CD - O Sr. vê alguma perspectiva de união entre as duas sociedades, em longo prazo?
AC - Em longo prazo, nunca se sabe. Em curto prazo, é impossível. Em médio prazo, é muito difícil e pouco provável, por uma razão muito simples: não há isenção quando tratamos deste assunto. Existe uma paixão muito grande que envolve esta questão e uma preocupação maior em defender a sociedade de classe de cada especialidade, do que olhar para as necessidades dos doentes e para o campo do conhecimto que envolve tanto ORL quanto cirurgia de cabeça e pescoço.

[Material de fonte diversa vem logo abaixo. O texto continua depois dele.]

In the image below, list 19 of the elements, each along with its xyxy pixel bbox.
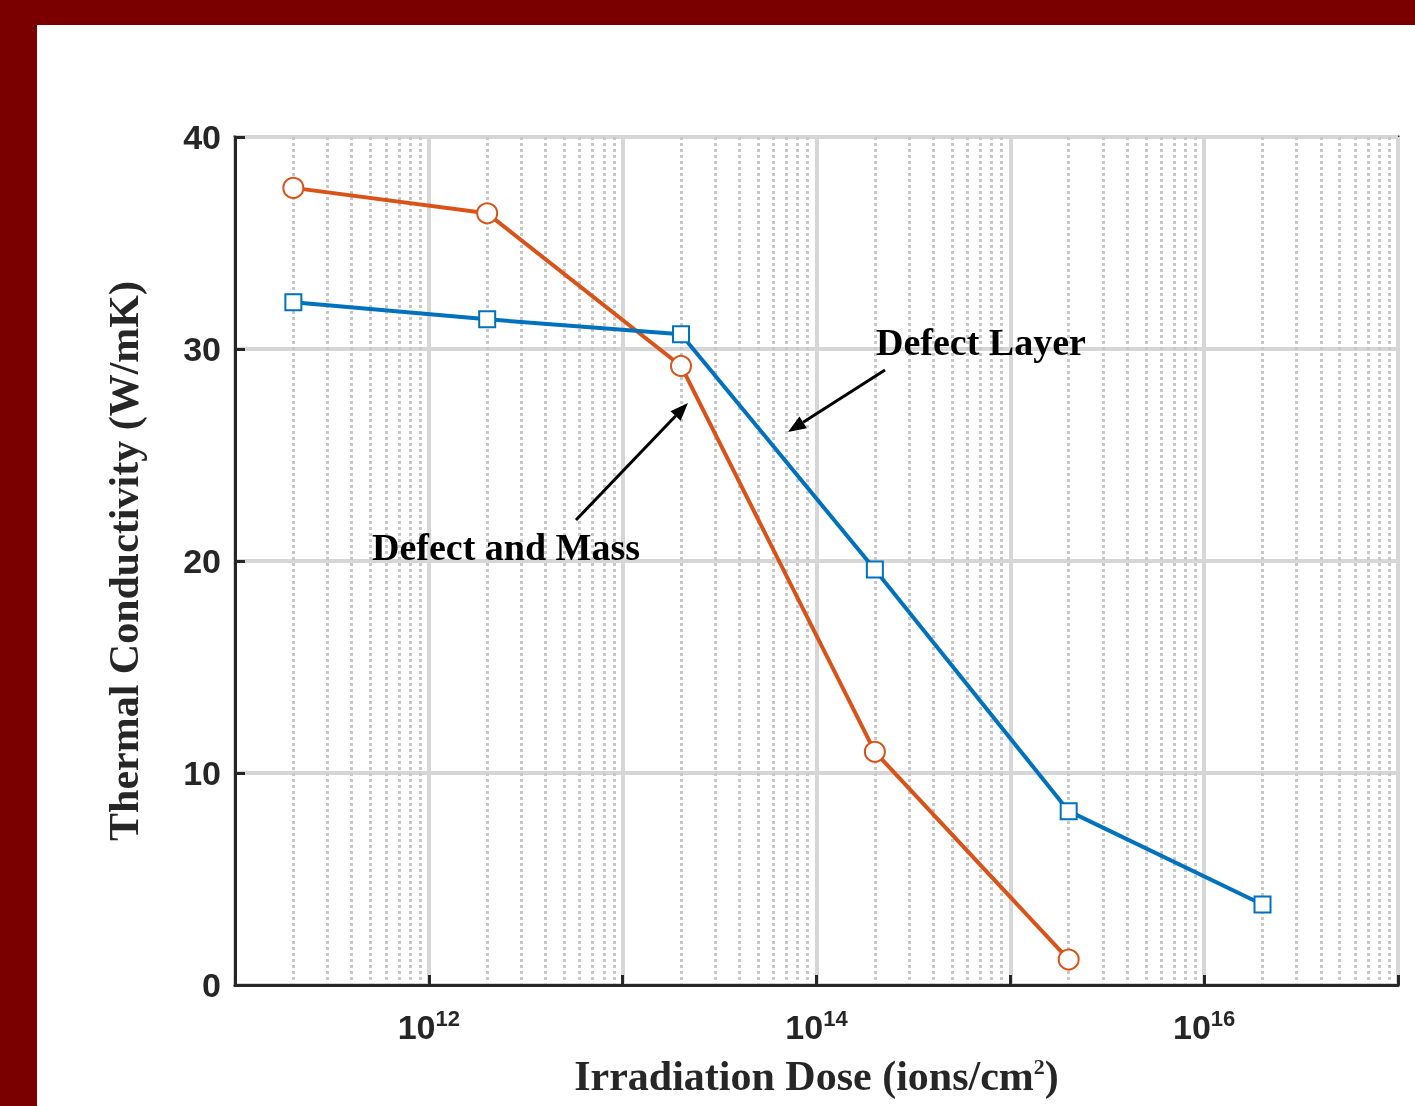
y-tick-label: 40: [183, 118, 221, 156]
point: [865, 560, 884, 579]
point: [1057, 948, 1080, 971]
annotation: Defect and Mass: [372, 526, 641, 568]
point: [476, 202, 499, 225]
annotation: Defect Layer: [876, 321, 1087, 363]
point: [670, 354, 693, 377]
point: [282, 176, 305, 199]
point: [478, 310, 497, 329]
y-tick-label: 10: [183, 754, 221, 792]
y-axis-title: Thermal Conductivity (W/mK): [101, 281, 148, 841]
point: [284, 293, 303, 312]
y-tick-label: 0: [202, 966, 221, 1004]
y-tick-label: 30: [183, 330, 221, 368]
y-tick-label: 20: [183, 542, 221, 580]
point: [672, 325, 691, 344]
point: [1253, 895, 1272, 914]
point: [863, 740, 886, 763]
point: [1059, 802, 1078, 821]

É muito difícil manter sensatez em conversa tão apaixonada e tão carente de isenção de propósitos. Por esta razão, eu não acredito nessa aproximação. Francamente, nem acho que deveríamos gastar tempo ou energia nessas tentativas infrutíferas. Acredito, sim, na formação profissional de qualidade, e é nesta direção que as duas especialidades devem caminhar. Sabemos que essas paralelas irão se encontrar, lá na frente, se este for o caminho seguido. Hoje, 70% dos otorrinolaringologistas têm um nasofaringoscópio em seus consultórios, que lhes permitem inspecionar as cavidades das vias áreodigestivas superiores com muito detalhamento. Por isso, é inconcebível que se perca diagnóstico precoce de câncer. Somente por esta razão, é absolutamente imperioso que otorrinolaringologista seja bem formado. É necessário incrementar o ensino de oncologia de cabeça e pescoço dentro da formação de ORL. É uma urgência absoluta, uma emergência. As escolas que não oferecem condições para este tipo de ensino deveram se aproximar de cirurgiões de cabeça e pescoço, e convidá los a atuar dentro dos serviços de ORL, formando nossos residentes adequadamente.
Todas as escolas de ORL precisam oferecer informação em cirurgia de cabeça e pescoço. Este seria um passo fundamental para a aproximação efetiva e, quem ,sabe, uma união definitiva das duas áreas, constituindo uma única especialidade no futuro. Finalmente, é inadiável que a SBORL encontre uma solução que regularize a situação daqueles cirurgiões de cabeça e pescoço, que embora não tenham feito residência em ORL abraçaram nossa especialidade e estão contribuindo para o seu desenvolvimento e na formação de nossos profissionais.
DR. AGRÌCIO CRESPO - OTORRINOLARINGOLOGISTA, PROFESSOR DOUTOR DO DEPARTAMENTO DE OTORRINOLARINGOLOGIA E CABEÇA E PESCOÇO DA FACULDADE DE CIÊNCIAS MÉDICAS DA UNICAMP.